News

April News 2018

Currently @ LATINNO

This month, we've continued to update our democratic innovations' database with the latest forms of political experimentation implemented in Latin America. In this newsletter, we'd like to share with you some of the different participatory innovations created with the aim of deliberating and implementing sports and cultural policies: collaboratively mapping and identifying cultural initiatives, implementing artistic interventions as a way of vindicating the right to the city, and using digital tools to protect Latin America's intangible cultural heritage.


LATINNO @ International Congress of the Latin American Studies Association

On May 25th, from 7:30-9:00 pm, LATINNO's project coordinator Thamy Pogrebinschi will be at the LASA Conference in Barcelona talking about the multiple forms of political experimentation in Latin America. There, she will share some of the preliminary findings of the research project and will explain and compare the new institutional designs for citizen participation found throughout the region. If you are in Barcelona, don't miss it!
 


Policy Issues: Culture and Sports

The LATINNO project is built upon the idea that the inclusion of citizens in the policymaking process and the institutionalization of citizen participation can constitute forms to address the shortcomings of representative democracies. Our database has identified more than 1,450 spaces of political experimentation in 18 countries in Latin America. 4% of these democratic innovations engage in the ideation, implementation, and evaluation of cultural policies and leisure activities.

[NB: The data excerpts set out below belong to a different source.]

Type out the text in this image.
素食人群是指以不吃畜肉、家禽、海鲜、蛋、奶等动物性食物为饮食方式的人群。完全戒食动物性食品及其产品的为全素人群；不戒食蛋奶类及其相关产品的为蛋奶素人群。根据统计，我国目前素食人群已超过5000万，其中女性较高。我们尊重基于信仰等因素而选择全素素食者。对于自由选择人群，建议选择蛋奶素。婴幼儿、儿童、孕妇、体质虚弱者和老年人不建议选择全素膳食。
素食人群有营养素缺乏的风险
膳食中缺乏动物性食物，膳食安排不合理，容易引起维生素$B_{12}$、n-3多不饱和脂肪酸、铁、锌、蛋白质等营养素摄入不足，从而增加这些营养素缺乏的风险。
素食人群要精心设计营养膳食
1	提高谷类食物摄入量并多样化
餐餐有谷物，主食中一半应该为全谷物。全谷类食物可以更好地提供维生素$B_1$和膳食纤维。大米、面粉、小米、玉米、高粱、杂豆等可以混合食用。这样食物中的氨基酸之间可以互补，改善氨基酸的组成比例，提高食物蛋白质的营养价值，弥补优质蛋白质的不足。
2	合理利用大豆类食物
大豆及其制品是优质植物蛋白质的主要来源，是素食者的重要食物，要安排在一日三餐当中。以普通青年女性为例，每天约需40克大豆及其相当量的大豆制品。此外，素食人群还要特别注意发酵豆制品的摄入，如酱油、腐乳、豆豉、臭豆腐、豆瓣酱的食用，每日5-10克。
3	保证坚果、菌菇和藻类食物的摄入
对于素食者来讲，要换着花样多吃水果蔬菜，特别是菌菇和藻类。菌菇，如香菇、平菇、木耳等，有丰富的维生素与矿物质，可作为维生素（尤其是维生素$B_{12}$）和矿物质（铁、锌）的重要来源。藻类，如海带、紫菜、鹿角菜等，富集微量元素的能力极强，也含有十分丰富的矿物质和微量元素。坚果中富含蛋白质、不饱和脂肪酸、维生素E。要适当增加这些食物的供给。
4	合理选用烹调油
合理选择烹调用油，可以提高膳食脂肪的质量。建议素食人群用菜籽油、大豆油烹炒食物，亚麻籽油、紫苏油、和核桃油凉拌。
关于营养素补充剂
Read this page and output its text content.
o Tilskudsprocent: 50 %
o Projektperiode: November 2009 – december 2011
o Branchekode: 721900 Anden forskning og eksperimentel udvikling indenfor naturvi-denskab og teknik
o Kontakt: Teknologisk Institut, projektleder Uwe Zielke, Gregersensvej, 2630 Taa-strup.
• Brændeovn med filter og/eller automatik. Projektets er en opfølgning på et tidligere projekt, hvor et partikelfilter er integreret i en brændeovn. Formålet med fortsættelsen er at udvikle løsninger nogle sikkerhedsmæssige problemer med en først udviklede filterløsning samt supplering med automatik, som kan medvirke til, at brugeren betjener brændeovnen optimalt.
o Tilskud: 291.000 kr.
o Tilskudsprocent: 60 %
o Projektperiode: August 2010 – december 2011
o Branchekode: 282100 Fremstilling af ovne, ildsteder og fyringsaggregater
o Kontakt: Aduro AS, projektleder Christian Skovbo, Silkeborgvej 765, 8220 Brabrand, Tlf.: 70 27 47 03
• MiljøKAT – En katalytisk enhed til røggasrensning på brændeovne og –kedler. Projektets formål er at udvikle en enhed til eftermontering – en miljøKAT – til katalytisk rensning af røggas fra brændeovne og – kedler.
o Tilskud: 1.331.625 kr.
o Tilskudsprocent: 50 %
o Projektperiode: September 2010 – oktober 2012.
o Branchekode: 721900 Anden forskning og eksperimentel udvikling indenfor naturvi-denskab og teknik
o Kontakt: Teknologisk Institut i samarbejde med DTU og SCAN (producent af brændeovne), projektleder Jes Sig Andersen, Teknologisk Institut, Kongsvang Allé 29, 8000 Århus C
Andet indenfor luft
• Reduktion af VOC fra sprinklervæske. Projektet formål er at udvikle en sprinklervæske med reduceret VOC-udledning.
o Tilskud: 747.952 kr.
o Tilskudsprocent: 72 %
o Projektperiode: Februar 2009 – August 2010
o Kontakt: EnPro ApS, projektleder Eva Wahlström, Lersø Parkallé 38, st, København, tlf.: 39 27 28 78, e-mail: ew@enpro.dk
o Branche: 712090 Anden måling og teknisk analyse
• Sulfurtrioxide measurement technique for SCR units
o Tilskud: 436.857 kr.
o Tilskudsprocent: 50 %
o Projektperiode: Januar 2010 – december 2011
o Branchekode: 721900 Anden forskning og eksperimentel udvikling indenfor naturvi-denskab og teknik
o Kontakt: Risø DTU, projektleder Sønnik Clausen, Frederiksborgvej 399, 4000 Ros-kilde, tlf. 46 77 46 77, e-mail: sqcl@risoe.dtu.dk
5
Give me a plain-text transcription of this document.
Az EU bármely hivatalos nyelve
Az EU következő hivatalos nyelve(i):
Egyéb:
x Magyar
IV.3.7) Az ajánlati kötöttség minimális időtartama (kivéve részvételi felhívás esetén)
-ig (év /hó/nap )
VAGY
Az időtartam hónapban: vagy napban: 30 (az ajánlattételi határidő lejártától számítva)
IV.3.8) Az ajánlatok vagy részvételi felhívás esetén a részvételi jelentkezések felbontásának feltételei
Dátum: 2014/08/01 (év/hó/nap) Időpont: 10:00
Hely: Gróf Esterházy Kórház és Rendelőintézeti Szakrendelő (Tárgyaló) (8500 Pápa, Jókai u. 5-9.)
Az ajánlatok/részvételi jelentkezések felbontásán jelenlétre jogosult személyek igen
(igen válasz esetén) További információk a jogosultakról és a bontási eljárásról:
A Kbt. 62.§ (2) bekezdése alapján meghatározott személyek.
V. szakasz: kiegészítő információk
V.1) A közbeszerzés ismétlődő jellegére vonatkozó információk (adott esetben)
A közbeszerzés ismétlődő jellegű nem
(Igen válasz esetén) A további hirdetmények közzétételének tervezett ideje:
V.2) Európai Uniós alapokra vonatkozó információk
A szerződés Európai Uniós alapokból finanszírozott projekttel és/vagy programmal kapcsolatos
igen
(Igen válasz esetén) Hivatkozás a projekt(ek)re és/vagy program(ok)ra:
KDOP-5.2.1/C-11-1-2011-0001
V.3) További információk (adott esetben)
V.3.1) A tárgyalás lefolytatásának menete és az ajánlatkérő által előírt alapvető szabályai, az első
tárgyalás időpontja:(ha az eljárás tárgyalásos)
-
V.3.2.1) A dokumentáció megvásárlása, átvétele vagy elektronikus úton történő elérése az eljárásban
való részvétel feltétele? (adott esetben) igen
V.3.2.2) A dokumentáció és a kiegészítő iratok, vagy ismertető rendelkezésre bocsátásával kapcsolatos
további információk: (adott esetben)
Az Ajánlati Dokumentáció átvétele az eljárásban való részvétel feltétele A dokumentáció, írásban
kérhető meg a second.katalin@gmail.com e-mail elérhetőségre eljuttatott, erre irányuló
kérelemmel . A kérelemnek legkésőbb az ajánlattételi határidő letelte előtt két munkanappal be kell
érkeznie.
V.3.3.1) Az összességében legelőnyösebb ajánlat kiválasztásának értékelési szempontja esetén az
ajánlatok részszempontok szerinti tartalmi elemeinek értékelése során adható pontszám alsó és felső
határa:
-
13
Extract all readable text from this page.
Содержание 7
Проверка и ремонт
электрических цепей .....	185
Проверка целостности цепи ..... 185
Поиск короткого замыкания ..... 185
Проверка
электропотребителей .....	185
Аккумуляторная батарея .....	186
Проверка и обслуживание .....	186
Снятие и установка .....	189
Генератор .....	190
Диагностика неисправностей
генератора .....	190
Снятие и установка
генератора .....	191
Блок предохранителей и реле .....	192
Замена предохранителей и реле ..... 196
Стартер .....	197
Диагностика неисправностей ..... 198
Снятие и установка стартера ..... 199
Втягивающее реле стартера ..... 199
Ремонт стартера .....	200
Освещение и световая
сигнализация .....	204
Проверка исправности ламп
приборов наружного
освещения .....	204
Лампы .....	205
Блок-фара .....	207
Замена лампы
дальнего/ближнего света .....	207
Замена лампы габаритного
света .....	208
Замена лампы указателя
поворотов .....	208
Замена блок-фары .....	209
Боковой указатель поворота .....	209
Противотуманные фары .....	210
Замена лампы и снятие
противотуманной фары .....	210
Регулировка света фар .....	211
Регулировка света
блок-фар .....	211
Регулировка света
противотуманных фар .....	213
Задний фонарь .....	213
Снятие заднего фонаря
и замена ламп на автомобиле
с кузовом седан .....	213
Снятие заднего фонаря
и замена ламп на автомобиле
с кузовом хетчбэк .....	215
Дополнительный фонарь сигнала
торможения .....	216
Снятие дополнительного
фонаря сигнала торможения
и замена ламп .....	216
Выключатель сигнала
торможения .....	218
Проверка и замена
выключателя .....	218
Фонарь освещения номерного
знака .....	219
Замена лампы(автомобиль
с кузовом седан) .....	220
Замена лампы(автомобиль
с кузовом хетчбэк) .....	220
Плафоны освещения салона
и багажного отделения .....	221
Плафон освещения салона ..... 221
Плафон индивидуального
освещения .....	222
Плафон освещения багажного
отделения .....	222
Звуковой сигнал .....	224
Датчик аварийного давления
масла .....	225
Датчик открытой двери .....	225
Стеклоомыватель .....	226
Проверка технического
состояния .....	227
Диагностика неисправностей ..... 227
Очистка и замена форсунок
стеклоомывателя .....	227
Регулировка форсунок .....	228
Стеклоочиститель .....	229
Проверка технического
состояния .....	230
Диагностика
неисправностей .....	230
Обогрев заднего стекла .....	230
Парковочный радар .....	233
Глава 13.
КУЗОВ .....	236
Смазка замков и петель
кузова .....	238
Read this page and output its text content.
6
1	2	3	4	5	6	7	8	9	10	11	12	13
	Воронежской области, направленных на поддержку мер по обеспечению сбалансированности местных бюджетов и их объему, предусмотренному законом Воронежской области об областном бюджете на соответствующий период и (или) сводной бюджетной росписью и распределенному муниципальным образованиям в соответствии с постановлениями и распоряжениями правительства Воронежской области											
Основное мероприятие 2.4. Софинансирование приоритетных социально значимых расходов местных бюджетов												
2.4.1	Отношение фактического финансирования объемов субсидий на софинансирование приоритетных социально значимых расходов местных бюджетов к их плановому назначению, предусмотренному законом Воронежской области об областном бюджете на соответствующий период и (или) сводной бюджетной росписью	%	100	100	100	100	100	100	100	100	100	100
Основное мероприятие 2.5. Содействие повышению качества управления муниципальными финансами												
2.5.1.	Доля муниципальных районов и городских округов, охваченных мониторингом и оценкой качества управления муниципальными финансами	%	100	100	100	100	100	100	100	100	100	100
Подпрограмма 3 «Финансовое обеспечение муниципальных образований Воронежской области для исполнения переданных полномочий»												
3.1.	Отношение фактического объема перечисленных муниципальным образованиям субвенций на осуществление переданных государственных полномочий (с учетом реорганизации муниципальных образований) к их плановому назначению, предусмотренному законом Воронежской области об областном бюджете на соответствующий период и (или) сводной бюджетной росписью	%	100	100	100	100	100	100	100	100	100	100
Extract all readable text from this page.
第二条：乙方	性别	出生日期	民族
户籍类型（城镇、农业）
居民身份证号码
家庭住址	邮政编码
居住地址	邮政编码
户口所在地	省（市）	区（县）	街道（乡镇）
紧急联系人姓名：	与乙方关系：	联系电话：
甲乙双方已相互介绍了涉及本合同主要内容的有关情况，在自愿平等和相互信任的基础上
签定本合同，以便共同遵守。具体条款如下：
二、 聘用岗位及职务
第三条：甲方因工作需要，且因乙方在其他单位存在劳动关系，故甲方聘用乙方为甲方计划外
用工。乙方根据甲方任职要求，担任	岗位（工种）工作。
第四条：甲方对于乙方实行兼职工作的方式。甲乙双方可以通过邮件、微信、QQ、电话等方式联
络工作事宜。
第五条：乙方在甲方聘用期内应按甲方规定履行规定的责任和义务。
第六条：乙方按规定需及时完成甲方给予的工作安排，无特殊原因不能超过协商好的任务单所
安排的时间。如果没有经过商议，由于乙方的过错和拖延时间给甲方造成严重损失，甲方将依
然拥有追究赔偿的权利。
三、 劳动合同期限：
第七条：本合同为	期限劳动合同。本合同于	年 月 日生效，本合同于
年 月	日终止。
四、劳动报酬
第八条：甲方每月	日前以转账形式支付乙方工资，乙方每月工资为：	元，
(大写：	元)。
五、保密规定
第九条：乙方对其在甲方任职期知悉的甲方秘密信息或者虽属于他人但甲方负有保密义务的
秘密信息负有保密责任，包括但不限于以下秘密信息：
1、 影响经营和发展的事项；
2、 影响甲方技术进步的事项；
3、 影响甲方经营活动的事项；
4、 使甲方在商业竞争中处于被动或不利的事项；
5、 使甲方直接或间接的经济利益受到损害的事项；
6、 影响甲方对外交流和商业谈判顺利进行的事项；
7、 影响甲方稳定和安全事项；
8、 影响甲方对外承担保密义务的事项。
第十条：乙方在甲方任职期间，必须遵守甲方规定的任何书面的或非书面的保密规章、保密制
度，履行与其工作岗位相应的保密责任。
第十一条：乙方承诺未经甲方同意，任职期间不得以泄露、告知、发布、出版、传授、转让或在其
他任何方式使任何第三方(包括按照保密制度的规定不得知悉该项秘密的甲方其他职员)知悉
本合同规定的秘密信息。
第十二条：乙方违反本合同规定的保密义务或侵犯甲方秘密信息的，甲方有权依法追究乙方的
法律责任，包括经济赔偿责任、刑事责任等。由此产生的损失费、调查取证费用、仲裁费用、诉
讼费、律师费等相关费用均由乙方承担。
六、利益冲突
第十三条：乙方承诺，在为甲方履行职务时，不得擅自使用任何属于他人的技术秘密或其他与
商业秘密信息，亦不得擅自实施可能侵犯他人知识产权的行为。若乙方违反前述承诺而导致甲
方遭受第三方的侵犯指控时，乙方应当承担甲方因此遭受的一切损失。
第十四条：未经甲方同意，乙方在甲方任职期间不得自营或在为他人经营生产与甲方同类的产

Some examples include but are not limited to Peru's Culture Spots, a program through which the Ministry of Culture registers, recognizes and partially finances groups and projects dedicated to art and culture, recognizing the central role of citizen participation in the promotion and implementation of cultural policiesChile's Bicycles for a better life, where citizens drafted the Bill for the Promotion of the Use of Bicycles and the Development of Bike Culture, which was then presented and approved in the first instance by the Congress; and Bolivia's Citizens’ Council for the Planning of Arts and Culture, which was created with the aim of planning and evaluating cultural activitiesand is one of the most active citizens' councils of La Paz.
 

Featured Cases

National Council of Literature - Colombia

The National Council of Literature is an advisory body of the Ministry of Culture for the formulation of policies, plans, and programs in the field of literature. It is also in charge of offering support to the literary sector to strengthen its impact and increase its coverage. The Council also keeps the relevant artistic and cultural organizations informed of the development of the policies, plan, and programs discussed in the Council. The council is part of the National Councils of Artistic Areas, created by the General Law of Culture of 1997 and regulated later in 2003 and 2004. Its members are representatives of the Ministry of Culture and five regional groups, and prominent literary figures.

Cultural Maps - Brazil

Cultural Maps is a web platform and app for smartphones developed by the TIM Institute and implemented by the Brazilian Ministry of Culture, as well as by various municipal and regional governments. Through the interface, these institutions publish official information on spaces, events and cultural agents dependent on all levels of government; as well as receive the information registered by individuals or collectives, who can map their initiatives, activities, and spaces. Citizens can also send reports on out-of-state public or private spaces, update their data and thus collaborate interactively with the update of these maps. In this way, this platform uses the open databases of the government and the citizen input to offer a more complete and updated view of the cultural offer in Brazil.

Kernaia - Mexico

Kernaia is a project born from the need to digitalize the traditional pedagogical design to teach indigenous languages. In addition to reducing the digital divide through citizen participation, the objective of this initiative is to facilitate the learning process of new generations. The positive experience of the pilot project "Aprendamos Mixteco" prompted civil society organizations to continue developing this type of applications. For this reason, they designed, in collaboration with members of the Purepecha community and artists, the application "Aprendamos Purépecha." From this second experience, Kernaia became an open innovation project. Currently, applications for learning indigenous languages are co-created with communities, promoting the digital inclusion of these minorities and their cultures at the local and national levels.
 

Newest Innovation

Zebras for Life - Tlalpan, Mexico City

The initiative "Zebras for Life" was born in Colombia as a way of prioritizing pedestrians over cars and recovering the public space, and years later, found its way to the State of New Leon, in Mexico, through civil society organizations. This participatory mechanism plans and carries out artistic interventions in the streets as a way of not only signaling crosswalks but also as a vindication of the right to the city. On March 18th, 2018, it was implemented for the first time in Tlalpan, a borough of Mexico City.